Reynod :
We just need one of those engineering types to translate one of the tecky articles into something meaningful so we can understand it.
I for one need some pictures ... just still ones ... no sound or moaning needed thanks.
A comparison would be good.
With the huge headroom of the current Intel process I would imagine they are probably having to render some of the good units (cripple them) just to make celery and low end / small cache chips.
I can't recall anyone posting a conroe or penryn yet that wouldn't clock to 3 Ghz at least ... most without a voltage boost. Please correct me if I have missed a number of them ??
It has got to tell you a lot about the quality of their process.
This seems to be where poor old AMD has failed ...
Still ... providing the layoffs don't include the people making the chips (not the telephone sanitizers / marketing team) they may yet get there.
I must admit it is good that the thread is very civil ... all the best to each of you !!

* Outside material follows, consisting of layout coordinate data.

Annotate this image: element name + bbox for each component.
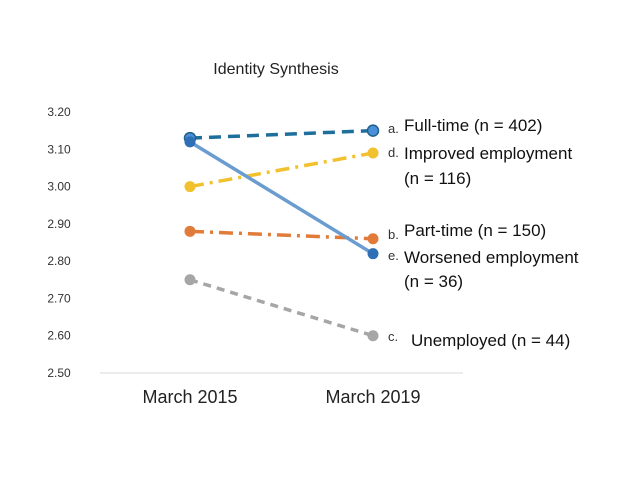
series-line — [189, 140, 374, 256]
y-tick-label: 2.70 — [47, 291, 71, 305]
series-label: (n = 116) — [404, 169, 471, 188]
series-lines — [189, 128, 374, 338]
series-letter: d. — [388, 145, 399, 160]
series-point — [184, 181, 196, 193]
series-label: (n = 36) — [404, 272, 463, 291]
y-tick-label: 2.60 — [47, 329, 71, 343]
series-point — [367, 233, 379, 245]
x-tick-label: March 2015 — [142, 387, 237, 407]
series-label: Part-time (n = 150) — [404, 221, 546, 240]
series-point — [366, 124, 380, 137]
series-letter: c. — [388, 329, 398, 344]
series-markers — [183, 124, 380, 342]
y-tick-labels: 3.20 3.10 3.00 2.90 2.80 2.70 2.60 2.50 — [47, 105, 71, 380]
y-tick-label: 3.10 — [47, 142, 71, 156]
series-line — [189, 128, 374, 140]
series-line — [189, 151, 374, 189]
series-letter: b. — [388, 227, 399, 242]
x-tick-labels: March 2015 March 2019 — [142, 387, 420, 407]
series-label: Improved employment — [404, 144, 572, 163]
y-tick-label: 3.00 — [47, 180, 71, 194]
series-line — [189, 278, 374, 338]
series-line — [189, 229, 374, 241]
series-point — [367, 248, 379, 260]
series-point — [184, 274, 196, 286]
chart-title: Identity Synthesis — [213, 61, 338, 78]
y-tick-label: 2.80 — [47, 254, 71, 268]
series-point — [184, 225, 196, 237]
series-label: Worsened employment — [404, 248, 579, 267]
y-tick-label: 2.50 — [47, 366, 71, 380]
series-point — [367, 147, 379, 159]
series-labels: a. Full-time (n = 402) d. Improved employme… — [388, 116, 579, 350]
series-point — [367, 330, 379, 342]
series-label: Full-time (n = 402) — [404, 116, 542, 135]
y-tick-label: 2.90 — [47, 217, 71, 231]
series-letter: a. — [388, 121, 399, 136]
series-letter: e. — [388, 248, 399, 263]
series-label: Unemployed (n = 44) — [411, 331, 570, 350]
series-point — [184, 136, 196, 148]
y-tick-label: 3.20 — [47, 105, 71, 119]
x-tick-label: March 2019 — [325, 387, 420, 407]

Sorry, no pictures, just a little info.
Like all wafers, Intels bulk silicon is made by growing silicon crystal. In any process like that, you are going to get some bad spots, where the structure is not quite up to snuff. The structure is usually best at the center, not as good further out.
I'm not familiar with how Intel's strain process works, but it ia also likely to be a source of small flaws.
At 45nm, Intel is using a double exposer litho process. This can also cause transitor failures.
Once they start the litho process, the wafer is masked and washed and baked, masked and washed and baked, again and again. The smallest speck of loose silicon or dust can damage a transistor.
You may have seen a comleted wafer. You may have noticed that while the transistors cover the whole wafer, many on the outside look like they are not complete chips.
Just a few examples of where celerons come from.